Civil Rights Leaders and California Official Discuss the 2020 Census and Census Data Confidentiality
WASHINGTON – Leading civil rights organizations and a California census official held a telephone press briefing today to discuss the 2020 Census, protections around census data confidentiality, and the work being done to encourage participation across the country. 
Audio of this call is available here.
Beth Lynk, Census Counts campaign director, The Leadership Conference Education Fund, said: "Everyone has a part to play in the 2020 Census, and it's your right to participate. Filling out the census brings money to our schools, health care to our families, and political power to our communities. We deserve resources to make our neighborhoods strong – that's why Census Counts is making sure everyone feels comfortable getting counted in the census."
“We understand some people are concerned about the confidentiality of their information and they can be assured that no one can lawfully share any personal identifying information from census responses,” stated John C. Yang, president and executive director of Asian Americans Advancing Justice | AAJC. “More importantly, the Census Bureau and its employees are not allowed to share personal census responses with ANY other government agency, government official, or outside entity for any reason and we stand ready to hold them accountable to the law.”
“We are still dealing with a substantial amount of fear around the census, especially in the Latino Community. In surveys conducted since the Trump Administration failed in their attempt to add a citizenship question to the census, about half of Latinos still thought it would appear on the form. This is a significant concern for us,” stated Lizette Escobedo, director of National Census Program for NALEO Educational Fund. “NALEO Educational Fund is doing our part to ensure Latino communities across the country are equipped with the facts about Census 2020 through our ¡Hágase Contar! (Make Yourself Count!) Campaign and our toll-free bilingual hotline—877-EL-CENSO (877-352-3767).
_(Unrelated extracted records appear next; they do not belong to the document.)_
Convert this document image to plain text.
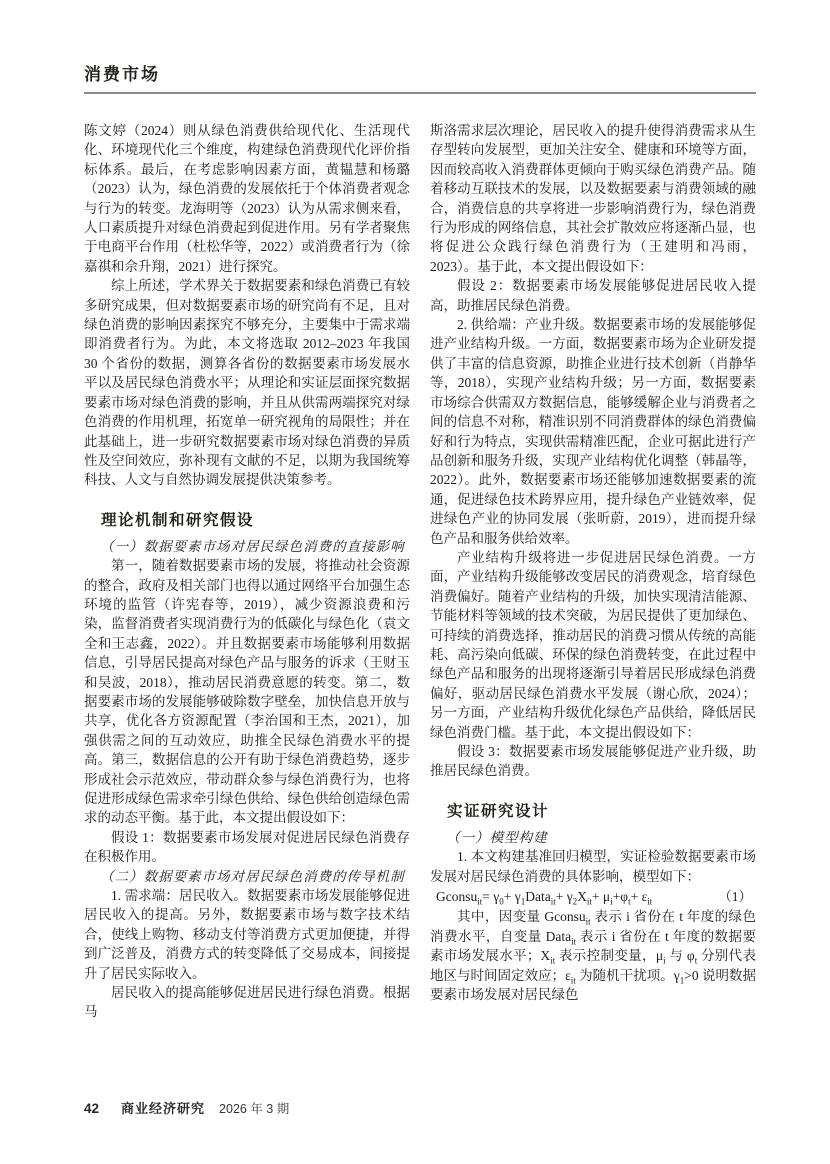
消费市场

陈文婷（2024）则从绿色消费供给现代化、生活现代化、环境现代化三个维度，构建绿色消费现代化评价指标体系。最后，在考虑影响因素方面，黄韫慧和杨璐（2023）认为，绿色消费的发展依托于个体消费者观念与行为的转变。龙海明等（2023）认为从需求侧来看，人口素质提升对绿色消费起到促进作用。另有学者聚焦于电商平台作用（杜松华等，2022）或消费者行为（徐嘉祺和佘升翔，2021）进行探究。

综上所述，学术界关于数据要素和绿色消费已有较多研究成果，但对数据要素市场的研究尚有不足，且对绿色消费的影响因素探究不够充分，主要集中于需求端即消费者行为。为此，本文将选取 2012–2023 年我国 30 个省份的数据，测算各省份的数据要素市场发展水平以及居民绿色消费水平；从理论和实证层面探究数据要素市场对绿色消费的影响，并且从供需两端探究对绿色消费的作用机理，拓宽单一研究视角的局限性；并在此基础上，进一步研究数据要素市场对绿色消费的异质性及空间效应，弥补现有文献的不足，以期为我国统筹科技、人文与自然协调发展提供决策参考。

理论机制和研究假设

（一）数据要素市场对居民绿色消费的直接影响

第一，随着数据要素市场的发展，将推动社会资源的整合，政府及相关部门也得以通过网络平台加强生态环境的监管（许宪春等，2019），减少资源浪费和污染，监督消费者实现消费行为的低碳化与绿色化（袁文全和王志鑫，2022）。并且数据要素市场能够利用数据信息，引导居民提高对绿色产品与服务的诉求（王财玉和吴波，2018），推动居民消费意愿的转变。第二，数据要素市场的发展能够破除数字壁垒，加快信息开放与共享，优化各方资源配置（李治国和王杰，2021），加强供需之间的互动效应，助推全民绿色消费水平的提高。第三，数据信息的公开有助于绿色消费趋势，逐步形成社会示范效应，带动群众参与绿色消费行为，也将促进形成绿色需求牵引绿色供给、绿色供给创造绿色需求的动态平衡。基于此，本文提出假设如下：

假设 1：数据要素市场发展对促进居民绿色消费存在积极作用。

（二）数据要素市场对居民绿色消费的传导机制

1. 需求端：居民收入。数据要素市场发展能够促进居民收入的提高。另外，数据要素市场与数字技术结合，使线上购物、移动支付等消费方式更加便捷，并得到广泛普及，消费方式的转变降低了交易成本，间接提升了居民实际收入。

居民收入的提高能够促进居民进行绿色消费。根据马

斯洛需求层次理论，居民收入的提升使得消费需求从生存型转向发展型，更加关注安全、健康和环境等方面，因而较高收入消费群体更倾向于购买绿色消费产品。随着移动互联技术的发展，以及数据要素与消费领域的融合，消费信息的共享将进一步影响消费行为，绿色消费行为形成的网络信息，其社会扩散效应将逐渐凸显，也将促进公众践行绿色消费行为（王建明和冯雨，2023）。基于此，本文提出假设如下：

假设 2：数据要素市场发展能够促进居民收入提高，助推居民绿色消费。

2. 供给端：产业升级。数据要素市场的发展能够促进产业结构升级。一方面，数据要素市场为企业研发提供了丰富的信息资源，助推企业进行技术创新（肖静华等，2018），实现产业结构升级；另一方面，数据要素市场综合供需双方数据信息，能够缓解企业与消费者之间的信息不对称，精准识别不同消费群体的绿色消费偏好和行为特点，实现供需精准匹配，企业可据此进行产品创新和服务升级，实现产业结构优化调整（韩晶等，2022）。此外，数据要素市场还能够加速数据要素的流通，促进绿色技术跨界应用，提升绿色产业链效率，促进绿色产业的协同发展（张昕蔚，2019），进而提升绿色产品和服务供给效率。

产业结构升级将进一步促进居民绿色消费。一方面，产业结构升级能够改变居民的消费观念，培育绿色消费偏好。随着产业结构的升级，加快实现清洁能源、节能材料等领域的技术突破，为居民提供了更加绿色、可持续的消费选择，推动居民的消费习惯从传统的高能耗、高污染向低碳、环保的绿色消费转变，在此过程中绿色产品和服务的出现将逐渐引导着居民形成绿色消费偏好，驱动居民绿色消费水平发展（谢心欣，2024）；另一方面，产业结构升级优化绿色产品供给，降低居民绿色消费门槛。基于此，本文提出假设如下：

假设 3：数据要素市场发展能够促进产业升级，助推居民绿色消费。

实证研究设计

（一）模型构建

1. 本文构建基准回归模型，实证检验数据要素市场发展对居民绿色消费的具体影响，模型如下：

Gconsu$_{it}$= $\gamma_0+$ $\gamma_1Data_{it}+ \gamma_2X_{it}+ \mu_i+\varphi_t+ \varepsilon_{it}$	（1）

其中，因变量 Gconsu$_{it}$ 表示 i 省份在 t 年度的绿色消费水平，自变量 Data$_{it}$ 表示 i 省份在 t 年度的数据要素市场发展水平；$X_{it}$ 表示控制变量，$\mu_i$ 与 $\varphi_t$ 分别代表地区与时间固定效应；$\varepsilon_{it}$ 为随机干扰项。$\gamma_1>0$ 说明数据要素市场发展对居民绿色

42 商业经济研究 2026 年 3 期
We are working to ensure that every Latino in the country has the information they need to count themselves and their family members.”
The threat of a significant undercount of the Black community in the 2020 Census is greater than ever.  The National Urban League finds this premise completely unacceptable considering the great damage this would inflict on the Black community and our families,” stated Jeri Green, 2020 Census senior advisor, National Urban League. “We have convened a 2020 Census Black Roundtable coalition of national civil rights leaders, Black clergy, Black immigrant advocates, state and local officials to align our mutual resources, messaging and strategies for an accurate Black Count.  Under the Urban League's broader, 2020 Census Make Black Count campaign, we are fighting collectively to ensure that the Black population loses no ground--political, economic or civil rights as a result of the 2020 census. The stakes are too high. We must Make Black Count in the 2020 Census.”
Lycia Maddocks, vice president of external affairs, National Congress of American Indians, said: “While American Indians and Alaska Natives historically have one of the highest undercount rates of any group, the 2020 Census is our opportunity to empower our communities to be visible. This census is critical to laying the foundation for our people, our nations, and our future.”
“A complete and accurate count of California’s population is essential for our future,” stated Ditas Katague, director, California Complete Count Office 2020 Census. “That’s why California is making an unprecedented investment to reach the hardest-to-count Californians. California is a home for all, and everyone here has a voice.”
The Leadership Conference Education Fund builds public will for federal policies that promote and protect the civil and human rights of all persons in the United States. The Education Fund’s campaigns empower and mobilize advocates around the country to push for progressive change in the United States. It was founded in 1969 as the education and research arm of The Leadership Conference on Civil and Human Rights. For more information on The Education Fund, visit civilrights.org/edfund/.
More information about The Education Fund’s Census Counts campaign is available at censuscounts.org.